Agarwal, who has been associated with Kejriwal since 2000 and was key in mobilising autorickshaw drivers to drum up support for AAP, wrote the letter (HT has a copy of it) on October 28 — hopeful that there was still time for course correction.
But having received no reply, he plans to hold a hold a press conference on Tuesday “to make an important announcement”, details of which he refused to divulge.
Pointing out that the rookie party was already paying the price for vote-bank politics, political immaturity and adhocism in organisational structure, Agarwal has written: “Delhi has been witnessing a crass personality cult built around you. I am yet to see a poster, banner, pamphlet, press conference or radio advertisement that doesn’t bear your name, image or voice.”
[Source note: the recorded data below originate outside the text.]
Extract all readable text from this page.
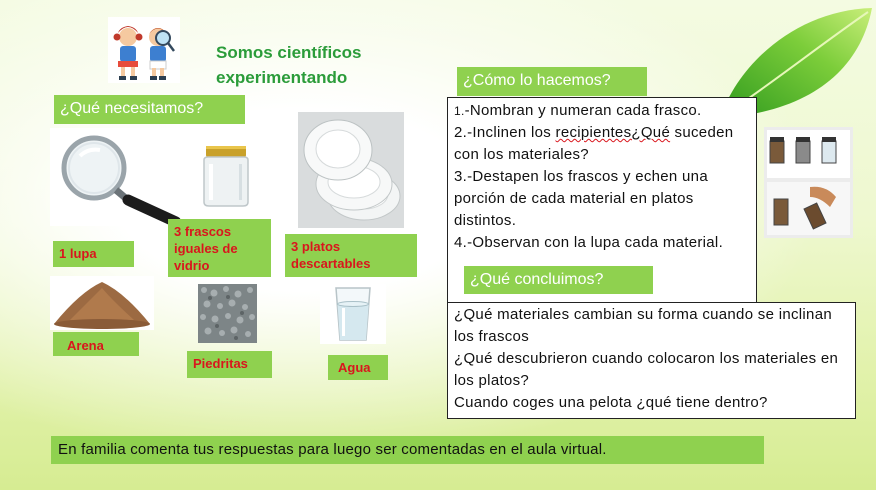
Somos científicos
experimentando
¿Qué necesitamos?
¿Cómo lo hacemos?
1 lupa
3 frascos iguales de vidrio
3 platos descartables
Arena
Piedritas	Agua
1.-Nombran y numeran cada frasco.
2.-Inclinen los recipientes¿Qué suceden con los materiales?
3.-Destapen los frascos y echen una porción de cada material en platos distintos.
4.-Observan con la lupa cada material.
¿Qué concluimos?
¿Qué materiales cambian su forma cuando se inclinan los frascos
¿Qué descubrieron cuando colocaron los materiales en los platos?
Cuando coges una pelota ¿qué tiene dentro?
En familia comenta tus respuestas para luego ser comentadas en el aula virtual.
He goes on to hint that there could be more dissident voices: “It is the façade of swaraj (an idea close to Kejriwal) behind which authoritarianism rules that has alienated several key personalities. I need not name them.”
“Nothing moves without your nod. Power is delegated to those who quietly do your bidding instead of raising red flags. Are we seeing a repeat of the sycophantic ‘Indira is India and India is Indira’? Will we soon have party faithful mouthing ‘Kejriwal is kismet and kismet is Kejriwal’,” the letter reads.
“There is no roadmap to keep the promises being made every day. There is deafening silence on governance. Intelligence is missing in our campaigns, which have failed to touch the people.”
Phone calls and text messages to Kejriwal and his lieutenant Manish Sisodia went unanswered.